O levantamento de dados delineou-se nas seguintes bases de dados nacionais: Scielo e CAPES-Coordenação de Aperfeiçoamento de Pessoal de Nível Superior a base de dados internacional consultada foi a PsycINFO, de acesso restrito. Salienta-se que o acesso a base de dados Scielo ocorreu pela Biblioteca Virtual em Saúde - Psicologia Brasil (BVS-Psi); enquanto que a consulta à PsycINFO se deu pelo Portal de Periódicos CAPES/MEC.
Para a definição dos descritores optou-se pela busca na seção de terminologia em Psicologia da BVS-Psi (DeCs); enquanto que em estudos internacionais, verificou-se as palavras-chave utilizadas. Para tanto, foram considerados os estudos nos idiomas português, inglês e espanhol, entre o período de 2013 a outubro de 2017. Delimitou-se esse intervalo de tempo por contemplar o estado da arte mais recente sobre o fenômeno do apego e da parentalidade; além disso, as bases selecionadas constituem-se fontes significativas de coleta de dados em âmbito nacional e internacional, tendo em vista que a PsycINFO é sediada pela American Psychological Association (APA) e caracteriza-se por ser uma ampla base de dados em Psicologia, Educação, Psiquiatria e Ciências Sociais, vastamente utilizada em todo o mundo.

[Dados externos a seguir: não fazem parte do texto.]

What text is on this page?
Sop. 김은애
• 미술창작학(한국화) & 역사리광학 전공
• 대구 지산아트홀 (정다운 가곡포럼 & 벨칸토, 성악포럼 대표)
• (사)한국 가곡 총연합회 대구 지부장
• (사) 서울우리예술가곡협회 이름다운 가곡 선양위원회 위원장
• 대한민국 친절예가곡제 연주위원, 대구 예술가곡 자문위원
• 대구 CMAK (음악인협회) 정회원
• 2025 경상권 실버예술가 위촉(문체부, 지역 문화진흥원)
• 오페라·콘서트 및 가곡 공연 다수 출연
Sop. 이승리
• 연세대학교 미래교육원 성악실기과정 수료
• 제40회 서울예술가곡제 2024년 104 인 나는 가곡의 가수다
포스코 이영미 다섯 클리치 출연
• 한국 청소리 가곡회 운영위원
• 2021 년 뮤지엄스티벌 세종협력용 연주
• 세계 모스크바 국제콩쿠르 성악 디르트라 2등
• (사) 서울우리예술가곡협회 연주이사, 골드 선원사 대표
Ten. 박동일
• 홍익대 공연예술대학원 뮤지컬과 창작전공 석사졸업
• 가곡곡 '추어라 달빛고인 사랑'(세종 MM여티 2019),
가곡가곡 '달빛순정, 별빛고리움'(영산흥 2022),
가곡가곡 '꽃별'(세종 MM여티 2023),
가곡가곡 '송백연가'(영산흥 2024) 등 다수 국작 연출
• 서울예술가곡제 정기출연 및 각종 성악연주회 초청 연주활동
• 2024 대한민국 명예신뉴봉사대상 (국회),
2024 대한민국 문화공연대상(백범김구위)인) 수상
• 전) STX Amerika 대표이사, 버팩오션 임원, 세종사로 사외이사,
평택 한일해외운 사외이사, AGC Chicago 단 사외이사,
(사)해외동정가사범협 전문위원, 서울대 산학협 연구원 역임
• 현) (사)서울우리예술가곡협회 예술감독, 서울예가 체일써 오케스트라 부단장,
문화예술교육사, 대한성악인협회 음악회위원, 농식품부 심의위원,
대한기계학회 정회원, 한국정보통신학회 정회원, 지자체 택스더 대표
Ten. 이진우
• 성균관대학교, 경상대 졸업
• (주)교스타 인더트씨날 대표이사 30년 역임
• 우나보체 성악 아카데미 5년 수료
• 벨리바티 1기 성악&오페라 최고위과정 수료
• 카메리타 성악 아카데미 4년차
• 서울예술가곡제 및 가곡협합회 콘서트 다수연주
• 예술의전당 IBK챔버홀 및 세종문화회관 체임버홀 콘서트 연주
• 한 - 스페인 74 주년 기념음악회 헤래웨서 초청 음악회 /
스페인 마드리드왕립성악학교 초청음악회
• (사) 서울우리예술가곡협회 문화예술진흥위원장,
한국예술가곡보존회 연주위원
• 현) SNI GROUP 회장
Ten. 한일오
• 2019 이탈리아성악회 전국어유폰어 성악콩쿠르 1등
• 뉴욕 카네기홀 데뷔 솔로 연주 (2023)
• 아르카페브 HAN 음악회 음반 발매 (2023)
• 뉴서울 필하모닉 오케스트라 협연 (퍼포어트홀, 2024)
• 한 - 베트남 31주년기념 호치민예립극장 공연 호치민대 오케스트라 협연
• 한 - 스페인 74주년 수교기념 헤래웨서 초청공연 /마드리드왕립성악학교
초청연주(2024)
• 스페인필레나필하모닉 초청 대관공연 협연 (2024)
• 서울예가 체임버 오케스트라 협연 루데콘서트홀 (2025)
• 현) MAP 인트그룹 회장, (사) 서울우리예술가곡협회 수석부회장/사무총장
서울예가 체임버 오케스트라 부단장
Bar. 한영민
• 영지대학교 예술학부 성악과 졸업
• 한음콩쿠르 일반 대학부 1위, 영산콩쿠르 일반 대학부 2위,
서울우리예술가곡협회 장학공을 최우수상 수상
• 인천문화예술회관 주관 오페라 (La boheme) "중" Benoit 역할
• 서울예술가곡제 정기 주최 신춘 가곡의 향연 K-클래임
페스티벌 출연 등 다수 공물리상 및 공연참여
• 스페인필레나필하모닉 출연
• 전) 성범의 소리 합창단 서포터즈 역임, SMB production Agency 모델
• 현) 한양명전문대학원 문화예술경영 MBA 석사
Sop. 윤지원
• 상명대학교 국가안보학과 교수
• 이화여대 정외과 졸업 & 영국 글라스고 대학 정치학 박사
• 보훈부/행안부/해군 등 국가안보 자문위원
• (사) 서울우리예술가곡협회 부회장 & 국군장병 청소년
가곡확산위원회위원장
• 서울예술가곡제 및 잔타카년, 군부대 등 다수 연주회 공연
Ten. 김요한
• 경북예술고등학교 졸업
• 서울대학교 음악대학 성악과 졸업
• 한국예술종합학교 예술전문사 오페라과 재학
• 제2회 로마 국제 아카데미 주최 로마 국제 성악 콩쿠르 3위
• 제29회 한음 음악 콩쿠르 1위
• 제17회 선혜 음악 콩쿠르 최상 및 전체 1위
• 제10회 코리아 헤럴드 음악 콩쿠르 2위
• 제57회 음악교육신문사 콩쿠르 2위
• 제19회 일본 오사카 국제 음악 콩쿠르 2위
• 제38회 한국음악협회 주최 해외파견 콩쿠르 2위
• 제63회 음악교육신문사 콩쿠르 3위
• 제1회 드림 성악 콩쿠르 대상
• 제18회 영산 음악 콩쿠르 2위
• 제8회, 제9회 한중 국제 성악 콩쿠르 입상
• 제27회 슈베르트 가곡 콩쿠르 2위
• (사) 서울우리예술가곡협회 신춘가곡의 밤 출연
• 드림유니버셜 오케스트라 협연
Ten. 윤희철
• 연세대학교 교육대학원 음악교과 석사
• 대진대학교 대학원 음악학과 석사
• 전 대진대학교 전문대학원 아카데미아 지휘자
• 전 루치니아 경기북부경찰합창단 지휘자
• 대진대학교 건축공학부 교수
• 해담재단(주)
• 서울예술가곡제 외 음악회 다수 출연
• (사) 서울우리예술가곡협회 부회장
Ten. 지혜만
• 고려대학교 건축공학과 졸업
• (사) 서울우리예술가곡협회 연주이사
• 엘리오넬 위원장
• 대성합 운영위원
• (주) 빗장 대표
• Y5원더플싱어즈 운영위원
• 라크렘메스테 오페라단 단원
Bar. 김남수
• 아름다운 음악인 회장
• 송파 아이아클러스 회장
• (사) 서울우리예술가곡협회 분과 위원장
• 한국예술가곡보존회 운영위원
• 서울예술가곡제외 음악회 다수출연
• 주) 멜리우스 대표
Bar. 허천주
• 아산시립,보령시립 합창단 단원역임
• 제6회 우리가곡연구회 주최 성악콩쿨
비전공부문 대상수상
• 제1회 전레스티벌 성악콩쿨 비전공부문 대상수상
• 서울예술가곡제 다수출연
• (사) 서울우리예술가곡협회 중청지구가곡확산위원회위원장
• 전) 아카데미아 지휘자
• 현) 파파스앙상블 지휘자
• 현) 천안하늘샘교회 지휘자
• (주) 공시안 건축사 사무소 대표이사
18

Os critérios de inclusão adotados foram: artigos empíricos entre o período de data estabelecido, com base na temática e idioma apontados; sendo excluídos os tipos de estudo em formato de capítulo de livro, livro, teses e dissertações, estudos de revisão e meta-análises. Para tal, foram escolhidos artigos indexados, os quais são submetidos a produções que passam por processo de avaliação por pares, sob controle de qualidade rigoroso. Após tais delineamentos e, com base nos descritores preestabelecidos, a combinação de estratégias de busca foram as seguintes: Apego OR Bowlby AND parentalidade OR “relação parental”; Attachment OR Bowlby AND Parenting OR Parenthood; e por fim, Apego OR Bowlby AND Parentalidad OR “relaciones parentales”.
Análise de Dados
Após a definição dos descritores e levantamento nas bases de dados, emergiram um total de 109 artigos, os quais foram exportados para o software organizador de referências Mendeley. Posteriormente, foram excluídos estudos duplicados e que não apresentaram o texto na íntegra, restando o total de 95 trabalhos. Destes, apenas cinco estudos foram retidos; tendo em vista que a finalidade se pautou em investigar a influência da formação do apego do subsistema parental (pai e mãe) estabelecida com a família de origem e a parentalidade atual que vivencia com os filhos. Desse modo, foram excluídos estudos sobre o tipo de apego infantil e práticas parentais, apego e psicopatologia, artigos teóricos e de revisão, ensaios clínicos e estudos psicométricos sobre instrumentos que avaliem o apego.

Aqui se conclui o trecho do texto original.